With the coming of the North American Free Trade Agreement in the 1990s, Lonidier documented the burgeoning workers’ movement in the maquiladoras, the foreign-owned industrial plants just south of the U.S. border where multinational corporations took advantage of low wages and unenforced environmental laws to make everything from jeans to televisions for the U.S. market.
Lonidier, a photography professor and labor activist at UC San Diego, began photographing the workers organizing independent unions in those plants and defending their homes on the margins of Tijuana’s industrial parks. In 2002 he was invited to show large panels that assembled those images into major artworks at the University of Baja’s Tijuana campus.
When the owners of the maquiladoras protested, the show was taken down. Lonidier was inspired to document its removal and create new panels. He installed the panels in a large semi-trailer with lights and a generator. Every day the truck was driven out to the gates of the plants. Sanyo and Hyundai workers, going to and from their jobs, could visit the trailer and see their lives reflected.
The truck crossed the border to the campuses of San Diego City College and Lonidier’s own UCSD campus, where students learned how Mexican factory workers struggled to gain control over their lives and workplaces. Two panels from that show will be on exhibit at the Whitney Museum.
Lonidier began his socially conscious work in the 1970s. He has been an activist with organizations that develop solidarity among U.S. workers and unions for workers’ struggles on the other side of the border, as well as president of the San Diego UC-AFT and a delegate to the central labor council.
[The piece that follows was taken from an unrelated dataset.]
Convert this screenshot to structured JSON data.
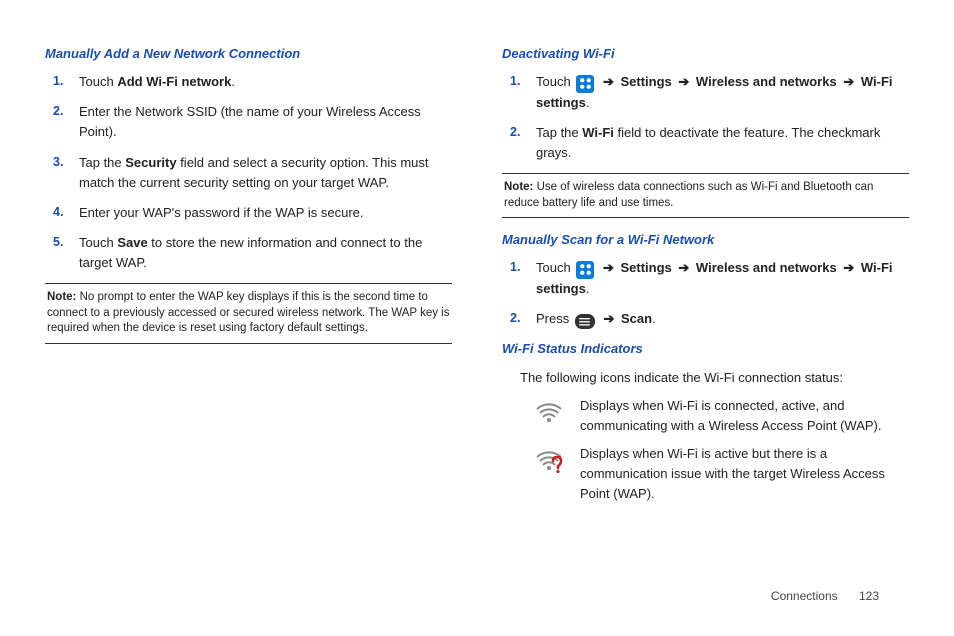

Of his work, Lonidier says, “My commitment has long been that art that challenges the social world be connected in some way to organized efforts towards the same ends. Art has its best chance in tandem with social/political organizations and their allies. Organized labor, the union movement, is the primary connection to consider.”
Lonidier has two hopes for the New York exhibition. “First, I’m trying to get the labor movement to see my work in a way it never has before,” he says. “The Whitney show does that — even street sweepers in the city know this museum. Second, I’m speaking to the art world, especially the activists and young people in it. I’m saying that art should not just deal with social class. It should deal with class struggle.”
The Whitney will also exhibit an early Lonidier work, “GAF Snapshirts,” depicting the growth of the chemical and photo company in a series of t-shirts. At the same time, the Maxwell Graham Fine Art gallery will show 15 panels from “The Health & Safety Game,” about the experiences of American workers injured on the job, and in June, a broad collection of his labor art.